Intent & Description
🎯 Intent
Mitigate hallucination on reasoning-heavy tasks by aggregating across multiple independent samples.
📋 Context
Your model is mostly right on math word problems and multi-step logic, but occasionally invents a wrong intermediate chain and confidently produces the wrong answer. You can run the same prompt several times in parallel and extract a comparable answer from each.
💡 Solution
Run the same prompt N times with non-zero temperature. Extract the answer from each. Aggregate: majority vote for discrete answers, median for numeric, judge for free-form. Sample variance across runs is logged as a confidence signal.
Real-world Use Case
- Reasoning-heavy questions where the model is mostly right but sometimes invents a wrong chain.

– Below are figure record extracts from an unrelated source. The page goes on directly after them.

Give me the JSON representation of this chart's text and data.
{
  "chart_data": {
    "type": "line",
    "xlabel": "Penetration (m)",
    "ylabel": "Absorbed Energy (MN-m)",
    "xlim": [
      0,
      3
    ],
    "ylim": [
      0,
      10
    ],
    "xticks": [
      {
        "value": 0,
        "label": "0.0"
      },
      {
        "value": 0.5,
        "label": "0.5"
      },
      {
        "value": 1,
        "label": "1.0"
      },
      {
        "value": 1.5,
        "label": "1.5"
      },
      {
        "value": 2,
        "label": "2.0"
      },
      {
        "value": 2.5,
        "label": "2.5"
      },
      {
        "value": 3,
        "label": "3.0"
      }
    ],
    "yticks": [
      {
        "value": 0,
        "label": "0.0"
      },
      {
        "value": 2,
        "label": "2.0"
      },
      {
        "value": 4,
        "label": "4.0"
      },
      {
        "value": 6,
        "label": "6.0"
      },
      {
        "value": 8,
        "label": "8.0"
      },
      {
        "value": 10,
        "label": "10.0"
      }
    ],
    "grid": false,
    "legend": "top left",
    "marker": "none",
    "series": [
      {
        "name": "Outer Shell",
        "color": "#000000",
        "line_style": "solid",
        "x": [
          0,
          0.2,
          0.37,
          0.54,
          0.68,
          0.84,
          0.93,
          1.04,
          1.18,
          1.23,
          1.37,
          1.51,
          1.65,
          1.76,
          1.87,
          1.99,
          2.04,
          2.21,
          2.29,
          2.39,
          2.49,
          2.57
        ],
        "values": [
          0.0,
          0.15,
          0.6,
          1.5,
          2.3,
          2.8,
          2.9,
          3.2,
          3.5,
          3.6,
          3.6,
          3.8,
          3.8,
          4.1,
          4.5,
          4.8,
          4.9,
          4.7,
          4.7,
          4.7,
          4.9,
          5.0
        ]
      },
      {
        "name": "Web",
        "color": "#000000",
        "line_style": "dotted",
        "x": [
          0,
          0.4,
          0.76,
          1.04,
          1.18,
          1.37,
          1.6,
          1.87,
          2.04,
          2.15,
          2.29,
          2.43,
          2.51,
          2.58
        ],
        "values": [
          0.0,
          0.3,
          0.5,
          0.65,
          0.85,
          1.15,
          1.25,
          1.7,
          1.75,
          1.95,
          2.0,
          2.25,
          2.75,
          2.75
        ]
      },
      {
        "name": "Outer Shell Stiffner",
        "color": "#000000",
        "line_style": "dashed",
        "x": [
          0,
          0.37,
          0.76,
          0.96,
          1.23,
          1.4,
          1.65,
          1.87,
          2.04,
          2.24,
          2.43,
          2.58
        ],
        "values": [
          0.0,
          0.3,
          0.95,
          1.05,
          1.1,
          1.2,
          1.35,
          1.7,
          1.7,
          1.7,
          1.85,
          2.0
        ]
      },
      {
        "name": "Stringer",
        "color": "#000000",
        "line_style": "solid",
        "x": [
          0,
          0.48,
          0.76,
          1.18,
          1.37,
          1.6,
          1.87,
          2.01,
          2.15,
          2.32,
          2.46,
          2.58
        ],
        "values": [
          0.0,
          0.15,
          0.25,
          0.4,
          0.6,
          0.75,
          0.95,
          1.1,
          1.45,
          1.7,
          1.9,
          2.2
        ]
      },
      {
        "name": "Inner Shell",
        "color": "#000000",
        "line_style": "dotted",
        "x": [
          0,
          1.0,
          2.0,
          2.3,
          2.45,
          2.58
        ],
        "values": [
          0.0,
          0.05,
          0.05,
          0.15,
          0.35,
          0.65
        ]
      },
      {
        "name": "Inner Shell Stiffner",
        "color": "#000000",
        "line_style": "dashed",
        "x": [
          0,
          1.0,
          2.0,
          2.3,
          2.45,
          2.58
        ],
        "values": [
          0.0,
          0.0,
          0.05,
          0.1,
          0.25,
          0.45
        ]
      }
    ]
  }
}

- Answers are extractable in comparable form (discrete, numeric, or judge-able).
- Cost of N samples is acceptable relative to the quality lift.
Source
📌 TL;DR
Sample N times, majority vote wins. Accuracy goes up, cost goes up proportionally. Variance is a free confidence signal. Good fit for reasoning tasks with comparable answer formats.
Advantages
- Higher accuracy on reasoning benchmarks at moderate cost.
- Variance across samples is a free uncertainty estimate — no extra calls needed.
Disadvantages
- Cost scales linearly with N.
- Free-form aggregation requires a judge model — not truly free.